Sexual assault crimes are crimes of violence, and certain beliefs about gender in our society need to be articulated and challenged if these crimes are to be properly addressed by the criminal justice system. More challenging, but vitally important, is the need for an attitudinal shift. Over recent decades, Australian attitudes towards victims have improved significantly, but there is still room for behavioural change in the level of reporting of sexual assault.
Measuring success
Success in this area could be measured through:
- Increased reporting rates of sexual assault to police
- Improved conviction rates for sexual assault offences
- Reduced attrition rates throughout the criminal justice process
- Higher victim satisfaction with the legal process
- Shorter delays in bringing cases to trial
- Greater willingness of victims to testify in court
Relevant legislation
Important legislation:
- Criminal Procedure Act 1986 (NSW)
- Criminal Procedure Amendment (Sexual Offence Case Management) Act 2005 (NSW)
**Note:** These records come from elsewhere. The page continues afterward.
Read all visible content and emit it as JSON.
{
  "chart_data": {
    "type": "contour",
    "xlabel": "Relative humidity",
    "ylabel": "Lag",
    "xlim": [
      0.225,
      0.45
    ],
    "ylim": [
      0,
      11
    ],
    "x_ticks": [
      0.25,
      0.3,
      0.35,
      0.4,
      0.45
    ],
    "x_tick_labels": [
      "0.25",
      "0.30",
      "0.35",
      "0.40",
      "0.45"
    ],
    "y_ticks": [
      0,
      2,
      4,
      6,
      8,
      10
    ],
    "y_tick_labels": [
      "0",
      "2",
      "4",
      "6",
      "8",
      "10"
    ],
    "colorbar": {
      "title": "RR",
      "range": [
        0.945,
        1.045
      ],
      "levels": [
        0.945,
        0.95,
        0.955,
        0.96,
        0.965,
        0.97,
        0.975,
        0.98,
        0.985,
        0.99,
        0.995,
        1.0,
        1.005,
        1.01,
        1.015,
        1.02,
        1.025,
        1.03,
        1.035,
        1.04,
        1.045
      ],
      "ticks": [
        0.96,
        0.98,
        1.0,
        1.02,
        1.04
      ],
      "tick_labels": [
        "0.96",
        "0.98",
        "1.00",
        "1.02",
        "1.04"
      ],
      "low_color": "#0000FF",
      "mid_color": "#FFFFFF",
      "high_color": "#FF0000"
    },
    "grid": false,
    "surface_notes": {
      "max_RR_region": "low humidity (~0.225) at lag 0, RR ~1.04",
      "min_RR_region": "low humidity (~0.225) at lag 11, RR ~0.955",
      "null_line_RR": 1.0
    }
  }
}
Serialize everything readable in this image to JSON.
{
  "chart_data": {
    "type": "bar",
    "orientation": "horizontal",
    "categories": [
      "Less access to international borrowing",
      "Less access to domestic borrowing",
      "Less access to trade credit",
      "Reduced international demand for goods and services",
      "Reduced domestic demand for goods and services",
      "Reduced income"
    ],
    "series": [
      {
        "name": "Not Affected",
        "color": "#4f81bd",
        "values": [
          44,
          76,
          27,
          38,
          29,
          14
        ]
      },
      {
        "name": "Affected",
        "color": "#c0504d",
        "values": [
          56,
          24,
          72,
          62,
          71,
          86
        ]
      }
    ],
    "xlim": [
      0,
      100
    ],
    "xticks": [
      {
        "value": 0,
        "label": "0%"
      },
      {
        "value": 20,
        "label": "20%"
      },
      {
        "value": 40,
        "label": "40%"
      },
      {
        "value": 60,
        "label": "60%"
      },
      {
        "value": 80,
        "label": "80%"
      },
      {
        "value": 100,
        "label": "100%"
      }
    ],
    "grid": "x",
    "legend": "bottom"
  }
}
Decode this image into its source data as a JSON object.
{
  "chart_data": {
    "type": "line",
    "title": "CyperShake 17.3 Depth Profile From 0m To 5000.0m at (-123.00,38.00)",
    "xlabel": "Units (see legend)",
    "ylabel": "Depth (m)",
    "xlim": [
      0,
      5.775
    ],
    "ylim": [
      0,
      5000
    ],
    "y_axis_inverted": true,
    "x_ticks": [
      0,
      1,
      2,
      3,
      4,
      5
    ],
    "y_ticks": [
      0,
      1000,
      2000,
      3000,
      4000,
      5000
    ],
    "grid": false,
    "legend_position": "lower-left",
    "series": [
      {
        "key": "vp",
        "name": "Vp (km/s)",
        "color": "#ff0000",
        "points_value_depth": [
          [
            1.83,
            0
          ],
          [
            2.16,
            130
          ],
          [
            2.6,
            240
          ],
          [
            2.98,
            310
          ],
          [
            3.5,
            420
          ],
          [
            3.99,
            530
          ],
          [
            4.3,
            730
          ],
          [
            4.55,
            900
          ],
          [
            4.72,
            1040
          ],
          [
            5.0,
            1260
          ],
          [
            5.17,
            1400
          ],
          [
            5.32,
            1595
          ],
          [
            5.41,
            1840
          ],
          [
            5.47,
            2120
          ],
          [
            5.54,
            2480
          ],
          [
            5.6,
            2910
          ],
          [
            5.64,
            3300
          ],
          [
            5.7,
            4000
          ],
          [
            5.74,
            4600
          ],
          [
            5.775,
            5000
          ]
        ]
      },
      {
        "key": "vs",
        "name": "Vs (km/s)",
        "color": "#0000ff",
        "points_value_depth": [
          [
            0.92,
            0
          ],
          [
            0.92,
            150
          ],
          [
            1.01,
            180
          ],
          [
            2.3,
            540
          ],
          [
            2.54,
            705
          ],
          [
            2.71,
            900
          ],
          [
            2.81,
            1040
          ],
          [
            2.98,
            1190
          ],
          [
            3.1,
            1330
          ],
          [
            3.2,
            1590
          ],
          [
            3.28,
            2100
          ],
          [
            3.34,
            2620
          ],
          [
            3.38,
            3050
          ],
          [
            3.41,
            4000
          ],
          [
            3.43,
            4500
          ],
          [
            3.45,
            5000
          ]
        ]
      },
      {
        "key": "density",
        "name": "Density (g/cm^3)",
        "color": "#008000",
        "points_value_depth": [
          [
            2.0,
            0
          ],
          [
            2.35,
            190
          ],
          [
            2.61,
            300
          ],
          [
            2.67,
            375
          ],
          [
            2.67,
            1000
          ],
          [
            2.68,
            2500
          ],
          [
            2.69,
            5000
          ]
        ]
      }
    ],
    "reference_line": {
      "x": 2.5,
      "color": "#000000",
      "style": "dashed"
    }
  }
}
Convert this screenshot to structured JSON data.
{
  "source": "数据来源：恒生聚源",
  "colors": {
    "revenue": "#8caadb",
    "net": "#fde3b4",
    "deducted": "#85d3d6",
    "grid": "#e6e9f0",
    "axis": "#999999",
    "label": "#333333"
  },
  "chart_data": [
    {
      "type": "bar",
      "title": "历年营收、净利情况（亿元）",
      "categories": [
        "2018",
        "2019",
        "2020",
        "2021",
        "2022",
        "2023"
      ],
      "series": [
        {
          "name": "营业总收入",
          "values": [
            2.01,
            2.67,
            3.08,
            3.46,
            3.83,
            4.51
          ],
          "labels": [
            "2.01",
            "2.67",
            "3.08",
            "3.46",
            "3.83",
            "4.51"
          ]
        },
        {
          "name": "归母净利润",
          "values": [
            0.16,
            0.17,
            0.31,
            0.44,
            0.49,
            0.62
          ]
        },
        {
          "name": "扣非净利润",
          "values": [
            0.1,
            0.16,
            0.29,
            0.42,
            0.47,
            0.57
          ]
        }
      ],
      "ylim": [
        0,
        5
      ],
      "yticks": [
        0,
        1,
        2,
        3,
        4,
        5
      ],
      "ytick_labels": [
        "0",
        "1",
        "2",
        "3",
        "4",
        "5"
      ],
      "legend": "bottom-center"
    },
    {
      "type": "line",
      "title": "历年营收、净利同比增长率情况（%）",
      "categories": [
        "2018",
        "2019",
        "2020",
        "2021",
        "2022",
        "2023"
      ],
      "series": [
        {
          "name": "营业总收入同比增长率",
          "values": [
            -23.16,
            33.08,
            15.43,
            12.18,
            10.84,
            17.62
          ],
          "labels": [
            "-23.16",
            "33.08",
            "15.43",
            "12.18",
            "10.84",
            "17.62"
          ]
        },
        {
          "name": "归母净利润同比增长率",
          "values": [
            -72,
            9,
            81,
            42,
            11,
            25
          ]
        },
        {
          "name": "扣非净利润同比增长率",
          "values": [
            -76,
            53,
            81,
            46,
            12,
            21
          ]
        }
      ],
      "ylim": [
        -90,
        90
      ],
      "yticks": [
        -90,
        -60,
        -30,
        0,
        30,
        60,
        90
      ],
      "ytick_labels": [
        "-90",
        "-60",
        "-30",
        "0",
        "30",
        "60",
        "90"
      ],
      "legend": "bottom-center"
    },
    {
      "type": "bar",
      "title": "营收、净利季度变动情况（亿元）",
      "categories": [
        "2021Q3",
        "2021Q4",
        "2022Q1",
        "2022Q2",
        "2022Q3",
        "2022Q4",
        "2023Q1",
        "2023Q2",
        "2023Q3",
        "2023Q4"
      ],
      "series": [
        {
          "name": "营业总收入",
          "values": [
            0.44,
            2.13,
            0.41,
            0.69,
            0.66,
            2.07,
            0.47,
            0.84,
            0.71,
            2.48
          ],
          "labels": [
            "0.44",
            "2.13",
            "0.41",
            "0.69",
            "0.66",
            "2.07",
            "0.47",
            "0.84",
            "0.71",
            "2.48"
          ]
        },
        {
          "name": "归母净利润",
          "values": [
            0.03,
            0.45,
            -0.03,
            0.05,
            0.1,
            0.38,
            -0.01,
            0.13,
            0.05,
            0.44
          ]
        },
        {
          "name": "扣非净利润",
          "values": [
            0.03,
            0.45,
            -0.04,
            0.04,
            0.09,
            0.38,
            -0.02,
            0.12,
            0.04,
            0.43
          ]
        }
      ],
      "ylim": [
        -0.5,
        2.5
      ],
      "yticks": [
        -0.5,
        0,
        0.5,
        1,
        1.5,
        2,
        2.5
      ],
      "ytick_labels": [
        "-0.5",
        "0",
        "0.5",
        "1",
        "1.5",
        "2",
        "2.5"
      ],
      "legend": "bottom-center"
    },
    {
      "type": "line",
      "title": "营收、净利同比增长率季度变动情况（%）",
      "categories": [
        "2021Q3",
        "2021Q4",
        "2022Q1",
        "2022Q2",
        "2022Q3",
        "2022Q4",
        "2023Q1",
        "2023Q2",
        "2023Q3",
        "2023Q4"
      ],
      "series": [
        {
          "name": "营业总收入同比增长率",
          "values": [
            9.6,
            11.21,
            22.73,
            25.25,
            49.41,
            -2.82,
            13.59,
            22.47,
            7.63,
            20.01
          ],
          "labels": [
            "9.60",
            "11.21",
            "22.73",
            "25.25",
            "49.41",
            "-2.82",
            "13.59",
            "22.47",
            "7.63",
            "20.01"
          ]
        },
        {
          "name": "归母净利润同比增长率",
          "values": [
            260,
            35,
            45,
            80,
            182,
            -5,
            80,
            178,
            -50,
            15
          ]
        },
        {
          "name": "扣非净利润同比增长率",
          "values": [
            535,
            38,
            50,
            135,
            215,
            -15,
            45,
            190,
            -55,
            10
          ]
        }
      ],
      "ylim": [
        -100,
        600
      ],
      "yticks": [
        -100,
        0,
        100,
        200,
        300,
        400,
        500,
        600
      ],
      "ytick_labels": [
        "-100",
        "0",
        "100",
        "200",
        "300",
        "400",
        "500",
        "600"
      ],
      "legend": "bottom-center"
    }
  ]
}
- Criminal Procedure Amendment (Evidence) Act 2005 (NSW)
- Criminal Procedure Further Amendment (Evidence) Act 2005 (NSW)
- Crimes Amendment (Consent – Sexual Assault Offences) Act 2007 (NSW)
- Crimes Act 1900 (NSW)
Significant cases:
- R v Anon (Gang-rape case)
- R v MM [2002] NSWCCA 58
- R v Mc
- R v Mak and others
- R v BS and MS (Gang-rape trial)
Remember!
Key Points to Remember:
- Sexual assault is the least reported crime in NSW with the lowest conviction rates – only approximately 8–10% of reported sexual offences are ultimately proven at court
- Under-reporting is driven by multiple factors: perceived futility, relationship to offender (known in 70%+ of cases), lack of support services, and evidential difficulties
- The Criminal Justice Sexual Offences Taskforce (2004) produced 70 recommendations that drove major legislative reform
- Key reforms include pre-trial binding orders, use of transcripts/recordings in retrials, in camera evidence, prohibition of improper cross-examination, and closed-circuit television testimony available in 78 locations
- The 2007 consent law amendment reversed the onus of proof – defendants must now prove there was consent, rather than prosecution proving lack of consent
- Multiple agencies drove reform: Criminal Justice Sexual Offences Taskforce, Rape and Domestic Violence Services Australia, NSW Bar Association, and media pressure
- Effectiveness remains limited – reporting and conviction rates show minimal improvement, indicating need for continued reform and cultural change
- Balancing victims' rights and wellbeing against the accused's right to a fair trial remains the central challenge
Key terms: Sexual assault | Complainant | Consent | In camera | Under-reporting | Onus of proof | Closed-circuit television | Pre-trial orders
Critical framework: The sexual assault law reform framework demonstrates the interplay between conditions (low reporting/conviction rates) → agencies (Taskforce, advocacy groups, Bar Association, media) → mechanisms (parliamentary legislation, court procedures) → effectiveness (limited improvement, ongoing challenges), highlighting the tension between victim protection and fair trial rights.